What's also interesting about Office is how it has withstood so many competitive assaults over the years: From the days of WordPerfect and Lotus SmartSuite, to open-source solutions like OpenOffice, to web-based suites like Google Docs and mobile apps like QuickOffice and Apple iWork, no competing solution—free, cheap, or whatever—has made any dent in the dominance of Office at all.

This amazes me. But then it has always amazed me: I remember seeing Linux for the first time in the mid-1990s and wondering how Microsoft could possibly fend off free, open-source software. After all, I reasoned, a free office productivity suite that provided even 10 percent of Office's capabilities would be devastating to Microsoft. Nope. And while Apple much more recently got a lot of unnecessary press for freeing up its iWork apps on Mac OS X and iOS, what this episode really highlighted wasn't that Apple had Microsoft on the run, but that Apple was desperate. Even the loyal users of its own platforms aren't particularly interested in something that isn't Office.

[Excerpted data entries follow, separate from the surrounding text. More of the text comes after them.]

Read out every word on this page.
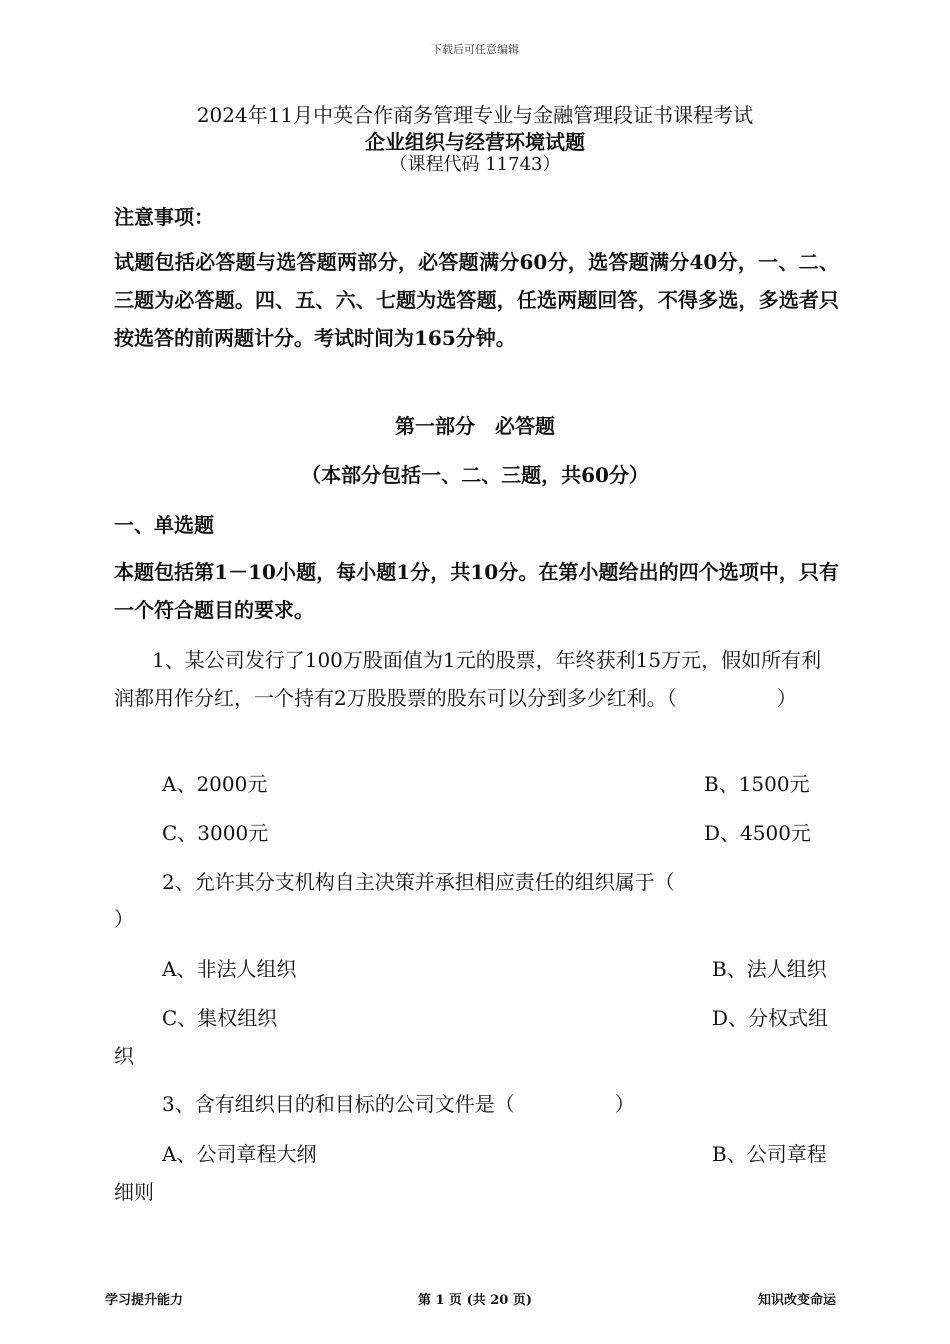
下载后可任意编辑
2024年11月中英合作商务管理专业与金融管理段证书课程考试
企业组织与经营环境试题
（课程代码 11743）
注意事项：
试题包括必答题与选答题两部分，必答题满分60分，选答题满分40分，一、二、三题为必答题。四、五、六、七题为选答题，任选两题回答，不得多选，多选者只按选答的前两题计分。考试时间为165分钟。
第一部分　必答题
（本部分包括一、二、三题，共60分）
一、单选题
本题包括第1－10小题，每小题1分，共10分。在第小题给出的四个选项中，只有一个符合题目的要求。
1、某公司发行了100万股面值为1元的股票，年终获利15万元，假如所有利润都用作分红，一个持有2万股股票的股东可以分到多少红利。（　　　　　）
A、2000元	B、1500元
C、3000元	D、4500元
2、允许其分支机构自主决策并承担相应责任的组织属于（
）
A、非法人组织	B、法人组织
C、集权组织	D、分权式组
织
3、含有组织目的和目标的公司文件是（　　　　　）
A、公司章程大纲	B、公司章程
细则
学习提升能力	第 1 页 (共 20 页)	知识改变命运
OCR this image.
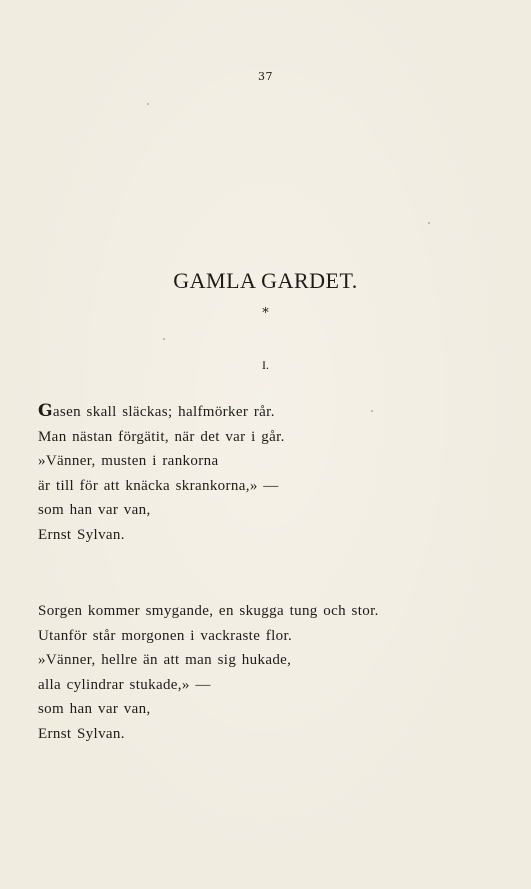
37
GAMLA GARDET.
*
I.
Gasen skall släckas; halfmörker rår.
Man nästan förgätit, när det var i går.
»Vänner, musten i rankorna
är till för att knäcka skrankorna,» —
som han var van,
Ernst Sylvan.
Sorgen kommer smygande, en skugga tung och stor.
Utanför står morgonen i vackraste flor.
»Vänner, hellre än att man sig hukade,
alla cylindrar stukade,» —
som han var van,
Ernst Sylvan.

Understanding how Microsoft was able to keep Office so valuable to both the company and its users for so many years—the first version of the suite arrived 23 years ago next week—should guide the company's approach to its other platforms. That's a complex topic, of course, but this recent embrace of devices and services is, I think, the right path for the future. And Office is now the standard bearer for the rest of Microsoft to follow.